Отдельная история – чрезмерно самоуверенные люди (зачастую трудоголики и перфекционисты), отрицающие саму мысль о том, что могут заболеть. Такие люди в легких случаях вообще не признают, что больны. Это они ходят на работу с гриппом под девизом: «Работа превыше всего!» (Напрочь забывая при этом, что подвергают опасности здоровье окружающих.)

Если же ситуация более серьезная, эти люди «уходят в работу» с головой и порой даже более погружаются в нее, чем до заболевания. Даже лечение они воспринимают как досадную помеху, а не как способ избавления от физического дискомфорта, и пытаются «подогнать» его под свой привычный рабочий график.

Объясняется такое поведение тем, что перфекционисты слишком уж стремятся быть идеальными и блокируют мысль о том, что это может быть не так. Даже отчетливый сигнал организма в виде тяжелого соматического заболевания не может «сбить их с пути истинного». С широко закрытыми глазами они продолжают истово верить, что в их жизни ничего плохого случиться не может! Просто не должно!

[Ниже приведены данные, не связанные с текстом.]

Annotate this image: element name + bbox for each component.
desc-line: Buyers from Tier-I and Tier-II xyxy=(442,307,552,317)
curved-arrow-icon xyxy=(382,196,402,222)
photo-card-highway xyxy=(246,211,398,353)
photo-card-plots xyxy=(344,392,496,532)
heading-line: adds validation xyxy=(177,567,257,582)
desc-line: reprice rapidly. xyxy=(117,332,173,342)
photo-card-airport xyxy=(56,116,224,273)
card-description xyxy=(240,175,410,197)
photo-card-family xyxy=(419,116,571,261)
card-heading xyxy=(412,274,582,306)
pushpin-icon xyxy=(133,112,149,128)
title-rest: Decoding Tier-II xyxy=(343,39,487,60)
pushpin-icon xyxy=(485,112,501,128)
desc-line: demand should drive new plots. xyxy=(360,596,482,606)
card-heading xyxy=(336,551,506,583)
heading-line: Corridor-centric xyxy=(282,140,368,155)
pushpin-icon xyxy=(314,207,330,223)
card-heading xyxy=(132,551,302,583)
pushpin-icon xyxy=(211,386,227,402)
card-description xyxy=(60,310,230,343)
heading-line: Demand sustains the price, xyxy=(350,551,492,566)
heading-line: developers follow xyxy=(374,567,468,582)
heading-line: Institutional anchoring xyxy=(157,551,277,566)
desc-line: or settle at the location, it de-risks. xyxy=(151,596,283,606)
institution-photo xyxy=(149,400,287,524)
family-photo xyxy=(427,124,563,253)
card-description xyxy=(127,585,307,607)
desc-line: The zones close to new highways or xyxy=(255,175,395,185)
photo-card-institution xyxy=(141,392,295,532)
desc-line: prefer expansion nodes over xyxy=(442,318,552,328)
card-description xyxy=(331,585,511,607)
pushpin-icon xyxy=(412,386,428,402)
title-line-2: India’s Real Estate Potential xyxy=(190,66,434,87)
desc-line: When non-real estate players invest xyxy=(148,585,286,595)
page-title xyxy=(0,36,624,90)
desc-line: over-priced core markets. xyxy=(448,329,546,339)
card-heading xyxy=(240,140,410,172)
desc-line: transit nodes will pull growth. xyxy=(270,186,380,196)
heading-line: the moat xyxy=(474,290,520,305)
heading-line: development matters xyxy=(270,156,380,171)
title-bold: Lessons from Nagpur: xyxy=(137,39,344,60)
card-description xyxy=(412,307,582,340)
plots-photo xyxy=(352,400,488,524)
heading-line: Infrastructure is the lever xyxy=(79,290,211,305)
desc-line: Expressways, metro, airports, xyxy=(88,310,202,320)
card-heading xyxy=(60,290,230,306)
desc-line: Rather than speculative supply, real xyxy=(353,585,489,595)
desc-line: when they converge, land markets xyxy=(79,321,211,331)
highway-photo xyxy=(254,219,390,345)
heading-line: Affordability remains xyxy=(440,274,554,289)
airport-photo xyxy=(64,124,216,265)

Даже когда это уже случилось…

Однако будучи людьми обычно высокоинтеллектуальными, пережив тяжелое заболевание, они нередко производят «переоценку ценностей» и все-таки избавляются от своего главного недуга – перфекционизма.

Как вы понимаете, внимание родных и близких порой может спасти такому человеку жизнь и здоровье.

Отчасти сродни самоуверенным перфекционистам люди инфантильного типа, для которых характерно пренебрежение к болезни, эйфорическое восприятие любого заболевания как ситуации, когда «все само пройдет», рассосется, разрешится. Они стремятся ни в чем себя, любимых, не ограничивать, что бы там ни говорили им врачи. Это они продолжают курить с диагностированным туберкулезом и пить спиртное при циррозе печени, нарушают любые режимы, пренебрегают рекомендациями врачей, неаккуратно принимают лекарства…

Ментально это «вечные дети» – беспечные и безответственные, поэтому остро нуждаются в непременном присутствии поблизости «старших», причем паспортный возраст далеко не всегда является здесь определяющим: зачастую их собственные дети (как взрослые, так и не очень) играют роль «голоса разума» при своих легкомысленных родителях.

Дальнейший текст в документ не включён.